The incorporation of these new thresholds and the more specific data collection tactics -- such as remote sensing of electric utilities or mobile phone surveys -- into multinational development institution and national government’s monitoring and evaluation schemes are better suited to track and incentivize progress. All of this is in service of establishing a more nuanced, and more appropriate, picture of energy consumption in society.

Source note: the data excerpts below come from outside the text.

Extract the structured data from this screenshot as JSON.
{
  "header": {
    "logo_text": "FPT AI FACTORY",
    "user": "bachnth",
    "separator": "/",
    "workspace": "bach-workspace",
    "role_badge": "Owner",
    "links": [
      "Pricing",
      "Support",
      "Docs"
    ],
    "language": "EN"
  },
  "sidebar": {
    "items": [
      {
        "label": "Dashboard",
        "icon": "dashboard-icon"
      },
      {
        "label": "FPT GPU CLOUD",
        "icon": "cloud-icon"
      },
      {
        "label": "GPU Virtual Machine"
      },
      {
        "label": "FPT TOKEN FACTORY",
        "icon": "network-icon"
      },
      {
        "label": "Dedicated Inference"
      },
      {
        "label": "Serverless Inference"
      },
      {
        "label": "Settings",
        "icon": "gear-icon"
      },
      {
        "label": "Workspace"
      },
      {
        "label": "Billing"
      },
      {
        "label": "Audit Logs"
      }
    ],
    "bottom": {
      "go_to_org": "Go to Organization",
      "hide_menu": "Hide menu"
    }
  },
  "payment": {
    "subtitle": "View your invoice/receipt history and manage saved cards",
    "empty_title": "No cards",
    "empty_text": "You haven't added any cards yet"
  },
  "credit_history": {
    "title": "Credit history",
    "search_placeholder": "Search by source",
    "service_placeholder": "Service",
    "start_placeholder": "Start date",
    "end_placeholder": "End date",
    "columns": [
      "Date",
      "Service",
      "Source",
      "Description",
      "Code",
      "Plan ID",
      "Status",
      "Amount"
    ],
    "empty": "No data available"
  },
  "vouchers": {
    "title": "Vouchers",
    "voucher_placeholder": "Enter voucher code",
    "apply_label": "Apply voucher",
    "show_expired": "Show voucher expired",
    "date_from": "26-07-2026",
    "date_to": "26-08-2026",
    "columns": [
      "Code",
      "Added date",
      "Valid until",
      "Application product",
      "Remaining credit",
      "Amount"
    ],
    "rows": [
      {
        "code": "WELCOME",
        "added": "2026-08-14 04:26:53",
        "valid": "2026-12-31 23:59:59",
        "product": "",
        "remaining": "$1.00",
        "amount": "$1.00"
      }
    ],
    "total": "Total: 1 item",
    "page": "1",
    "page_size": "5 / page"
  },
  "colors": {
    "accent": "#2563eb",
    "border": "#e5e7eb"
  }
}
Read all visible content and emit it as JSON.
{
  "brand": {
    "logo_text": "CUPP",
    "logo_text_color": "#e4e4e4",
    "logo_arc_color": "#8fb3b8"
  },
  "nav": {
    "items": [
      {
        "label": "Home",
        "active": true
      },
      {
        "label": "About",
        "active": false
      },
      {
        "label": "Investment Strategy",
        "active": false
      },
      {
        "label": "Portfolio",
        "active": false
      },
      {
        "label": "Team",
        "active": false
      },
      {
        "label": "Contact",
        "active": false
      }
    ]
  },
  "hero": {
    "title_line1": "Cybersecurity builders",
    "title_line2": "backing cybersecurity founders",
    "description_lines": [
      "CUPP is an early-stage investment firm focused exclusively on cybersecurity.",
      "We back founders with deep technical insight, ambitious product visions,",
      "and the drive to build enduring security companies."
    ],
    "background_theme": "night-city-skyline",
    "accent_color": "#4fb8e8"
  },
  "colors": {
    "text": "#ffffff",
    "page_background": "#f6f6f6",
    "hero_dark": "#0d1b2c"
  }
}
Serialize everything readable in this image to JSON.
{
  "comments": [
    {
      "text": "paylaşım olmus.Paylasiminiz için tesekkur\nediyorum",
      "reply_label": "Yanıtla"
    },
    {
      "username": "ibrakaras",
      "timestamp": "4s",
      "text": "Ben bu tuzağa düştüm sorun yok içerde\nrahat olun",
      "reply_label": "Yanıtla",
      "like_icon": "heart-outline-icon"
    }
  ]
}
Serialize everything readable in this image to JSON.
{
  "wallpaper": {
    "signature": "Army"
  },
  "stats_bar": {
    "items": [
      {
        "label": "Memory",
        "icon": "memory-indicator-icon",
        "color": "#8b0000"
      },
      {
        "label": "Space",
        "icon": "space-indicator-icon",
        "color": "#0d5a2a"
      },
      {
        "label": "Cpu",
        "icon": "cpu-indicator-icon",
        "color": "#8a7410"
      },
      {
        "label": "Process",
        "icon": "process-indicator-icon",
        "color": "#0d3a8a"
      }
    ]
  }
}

The report makes the important point of correlating increased energy access with other development outcomes such as health and education. Energy consumption as a development priority exists within a context of broader developments – including, importantly, the empowerment of women. The issue of energy access, as touched on by the report, is a gendered one. Lack of electricity tends to disproportionately affect women and girls who are usually charged with the collection of biomass to use as fuel. “The efficiency gains from electricity access would allow girls more time for education and women to participate in the labor force at higher rates, earning more income and gaining a more empowered position within the household and society,” the CGD report concludes. Countless studies discuss the added benefit, both economically and socially, gained through the incorporation of women into the formal economy. Measuring increased energy access alongside the gender development index will likely yield important insights into the success of the overall development agenda, and the relationship between energy access and human development.